Nello stesso tempo nell’icona Gesù Bambino benedice con la mano destra la Madre. Il Bambino inoltre guarda dritto davanti a sé, verso i fedeli. La manina sinistra è piegata come a contenere un rotolo, il rotolo della Legge.
Altro particolare è la Corona, simbolo di Maestà e il mantello della Vergine. La Vergine è riccamente vestita con il mantello in porpora, proprio dell’imperatrice di Bisanzio. Se si osserva con attenzione sulla spalla destra si vede una stella. Fa parte del gruppo di 3 stelle che adornano la Madonna (la corona, la stella sulla spalla destra e la stella sulla spalla sinistra -nascosta dal corpo del Bambino-). Infine l’incarnato denota lineamenti che richiamano la Madonna Nera.
Questo dimostra che tra i giovani ricercati vi fossero anche soldati russi o slavi sfuggiti alla cattura dei Tedeschi, oppure che erano evasi dal campo di concentramento della Grumellina di Bergamo dopo l’apertura dei cancelli l’8 settembre del 1943, oppure ancora che si erano uniti alla Resistenza. Questa Immagine di Madonna Russa è Venerata Protettrice della Russia.
Attraversati i canyons si può ridiscendere dall’altro versante, quello a nord, verso Aviatico. Si transita davanti a cascine convertite in pittoresche e graziosissime baite. Si oltrepassano prati e radure adibite a pascolo delle mandrie, occupazione ancora attiva da queste parti. Sopra ecco lo sferragliare dei bidoni della bidonvia che salgono al Rifugio Monte Poieto. Il mondo con il suo alacre movimento ci riaccoglie. Lassù l’amica poiana volteggia stridendo. Chissà che cosa racconterà alla Cornagera?
RACCONTANDO LA CORNAGERA A MODO MIO
Bellissima descrizione di questa montagna così cara a noi parapendisti. La conoscenza anche “storica” dei monti che si frequentano aiuta a viverli al meglio anche dal punto di vista sportivo.

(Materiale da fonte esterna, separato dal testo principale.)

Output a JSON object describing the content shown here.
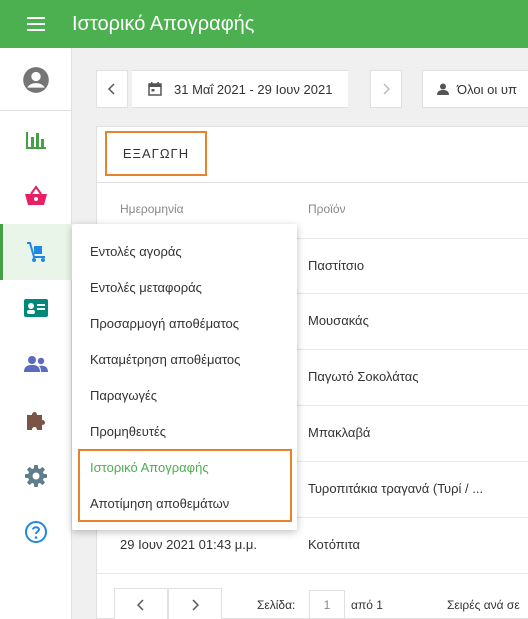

Grazie, Caro Vincenzo, non sai quanto mi faccia piacere il tuo commento. Fin da bambina guardavo in alto e immaginavo di allungare la mano e appendermi al filo d’oro di quegli arcobaleni leggeri che volavano nel cielo azzurro. E la Cornagera sembrava sorridermi benevola, come una madre che accompagna i passi impazienti del proprio bambino. Grazie, e tanti auguri per la tua attività sportiva! Quando guarderai giù, perso nel tuo mondo di vento e di pulito, immagina che dai balconi colmi di gerani del paesino di Amora qualcuno sta guardando in su.